# Time dilation in 2+ dimensions. Relativity problem

I am a student and due to school closures, I am reading ahead in physics. I have been learning about special relativity and I made up a problem for myself. I've drawn a diagram below: The diagram shows Mr Green travelling at $$0.5c$$ in the $$x$$-direction with respect to me at the origin and Mr Red is travelling at $$0.5 c$$ in the $$y$$-direction with respect to me, where $$c$$ is the speed of light.

So we can say that:

$$v_{G/O} = \begin{bmatrix} 0.5c \\ 0\end{bmatrix}$$

Thus, $$|v_{G/O}|=0.5 c$$

Where $$v_{G/O}$$ is the velocity of Mr Green with respects to the origin. The same can be said for Mr Red:

$$v_{R/O} = \begin{bmatrix} 0 \\ 0.5c\end{bmatrix}$$

Thus, $$|v_{R/O}|=0.5 c$$

where $$v_{R/O}$$ is the the velocity of Mr. Red with respects to the origin.

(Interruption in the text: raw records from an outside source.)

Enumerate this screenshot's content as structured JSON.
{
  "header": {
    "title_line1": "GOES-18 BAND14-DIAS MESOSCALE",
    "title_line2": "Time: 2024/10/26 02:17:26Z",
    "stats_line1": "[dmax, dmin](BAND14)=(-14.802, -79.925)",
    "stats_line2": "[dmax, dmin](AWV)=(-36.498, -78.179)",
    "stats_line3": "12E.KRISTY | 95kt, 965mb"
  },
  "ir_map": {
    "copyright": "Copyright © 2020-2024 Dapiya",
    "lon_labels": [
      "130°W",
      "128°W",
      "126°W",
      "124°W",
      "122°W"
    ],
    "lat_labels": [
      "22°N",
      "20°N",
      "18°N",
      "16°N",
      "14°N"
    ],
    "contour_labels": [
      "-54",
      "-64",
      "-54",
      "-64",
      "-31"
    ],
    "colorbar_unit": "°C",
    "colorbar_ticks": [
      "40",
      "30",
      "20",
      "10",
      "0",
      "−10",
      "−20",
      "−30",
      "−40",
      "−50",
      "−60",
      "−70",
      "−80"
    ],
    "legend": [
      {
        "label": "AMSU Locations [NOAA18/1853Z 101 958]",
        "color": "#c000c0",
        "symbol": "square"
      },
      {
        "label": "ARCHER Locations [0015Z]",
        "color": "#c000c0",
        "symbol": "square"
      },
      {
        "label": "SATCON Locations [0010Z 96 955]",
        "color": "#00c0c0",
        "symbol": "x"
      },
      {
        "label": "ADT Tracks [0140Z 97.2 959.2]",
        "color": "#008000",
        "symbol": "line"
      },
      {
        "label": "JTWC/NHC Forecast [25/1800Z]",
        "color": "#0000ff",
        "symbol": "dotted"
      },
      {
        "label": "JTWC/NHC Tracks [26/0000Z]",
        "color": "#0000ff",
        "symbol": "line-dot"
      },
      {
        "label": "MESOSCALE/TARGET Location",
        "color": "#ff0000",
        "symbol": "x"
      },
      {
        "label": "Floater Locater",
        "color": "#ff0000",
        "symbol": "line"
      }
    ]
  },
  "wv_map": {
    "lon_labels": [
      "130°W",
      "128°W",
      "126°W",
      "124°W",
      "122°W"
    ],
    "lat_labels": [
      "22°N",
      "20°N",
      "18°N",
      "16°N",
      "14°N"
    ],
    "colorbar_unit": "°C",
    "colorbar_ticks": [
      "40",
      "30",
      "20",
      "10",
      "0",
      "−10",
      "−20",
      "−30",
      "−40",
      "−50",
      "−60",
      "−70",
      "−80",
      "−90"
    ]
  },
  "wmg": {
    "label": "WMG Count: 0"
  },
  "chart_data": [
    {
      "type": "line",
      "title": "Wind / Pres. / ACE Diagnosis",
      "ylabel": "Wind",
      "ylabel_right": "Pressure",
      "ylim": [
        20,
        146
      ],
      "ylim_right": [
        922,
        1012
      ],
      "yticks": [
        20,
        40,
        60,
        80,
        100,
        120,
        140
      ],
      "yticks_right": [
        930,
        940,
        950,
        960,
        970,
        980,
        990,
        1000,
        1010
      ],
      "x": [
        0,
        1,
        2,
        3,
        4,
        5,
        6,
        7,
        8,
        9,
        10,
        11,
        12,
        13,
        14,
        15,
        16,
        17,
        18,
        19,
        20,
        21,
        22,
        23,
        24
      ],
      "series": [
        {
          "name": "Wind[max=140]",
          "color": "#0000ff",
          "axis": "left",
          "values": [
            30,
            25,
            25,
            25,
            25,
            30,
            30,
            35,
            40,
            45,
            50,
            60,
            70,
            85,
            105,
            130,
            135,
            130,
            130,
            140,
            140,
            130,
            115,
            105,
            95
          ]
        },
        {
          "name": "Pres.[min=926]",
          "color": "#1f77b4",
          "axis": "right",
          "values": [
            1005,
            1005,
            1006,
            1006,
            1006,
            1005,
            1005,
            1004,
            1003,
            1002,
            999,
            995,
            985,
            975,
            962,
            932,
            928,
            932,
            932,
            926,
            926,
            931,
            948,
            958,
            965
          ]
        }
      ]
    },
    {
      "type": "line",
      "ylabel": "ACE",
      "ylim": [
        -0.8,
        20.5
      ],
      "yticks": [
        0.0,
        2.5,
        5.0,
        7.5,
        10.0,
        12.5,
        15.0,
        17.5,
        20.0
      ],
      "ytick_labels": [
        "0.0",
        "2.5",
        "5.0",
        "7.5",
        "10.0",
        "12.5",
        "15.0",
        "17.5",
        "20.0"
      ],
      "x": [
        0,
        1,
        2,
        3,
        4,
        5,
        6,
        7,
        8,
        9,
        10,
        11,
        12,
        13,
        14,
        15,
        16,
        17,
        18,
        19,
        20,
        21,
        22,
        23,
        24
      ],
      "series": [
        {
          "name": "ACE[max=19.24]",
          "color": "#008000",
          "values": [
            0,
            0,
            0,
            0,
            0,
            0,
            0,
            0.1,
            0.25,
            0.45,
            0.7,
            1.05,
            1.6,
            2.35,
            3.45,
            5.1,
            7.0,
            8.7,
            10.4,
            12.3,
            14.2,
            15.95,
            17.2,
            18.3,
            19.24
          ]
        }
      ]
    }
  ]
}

So now we could say that the velocity of Mr Green with respect to Mr. Red is:

$$v_{G/R} = \begin{bmatrix} 0.5c \\ -0.5c\end{bmatrix}$$

So the magnitude of the velocity of Mr Green with respects to Mr Red is:

$$|v_{G/R}| = \sqrt{0.5^2 +0.5^2} = \frac{\sqrt{2}}{2}$$

Now if we were to look at the time conversions, 1 year for Mr Green would be the same as:

$$\frac{1}{\sqrt{1-0.5^2}}=1.15$$

1.15 years for me. The same can be said about Mr Red, 1 year for Mr Red would be the same as 1.15 years for me.

That should mean that 1 year for Mr Green and Mr Red should take the exact same time as one another. However, when we do the maths: $$\frac{1}{\sqrt{1-(\frac{\sqrt{2}}{2})^2}} = 1.41$$

This suggests that 1 year for Mr Green is the same as 1.41 years for Mr Red.

Could you tell me what I have done wrong?

• "That should mean that 1 year for Mr Green and Mr Red should take the exact same time as one another" would you make the same conclusion in 1D case with Mr Green and Mr Red having equal speeds but opposite velocities? Also, check out en.wikipedia.org/wiki/Velocity-addition_formula – Umaxo May 19 at 10:17

In your situation, you see 1.15 years pass by for both Mr. Red and Mr. Green, because both are moving with the same speed (but in different directions; Remember in this case the magnitude counts.) But when you look at the situation from Mr. Red's perspective, he sees that he is at rest, and that you are moving with velocity of magnitude $$0.5c$$, while Mr. Green (according to Mr. Red) is travelling with velocity of magnitude $$\frac{\sqrt 2}{2}c$$. So while he sees that 1 year for you is 1.15 years for him, but sees that 1 year for Mr. Green is 1.41 years for him.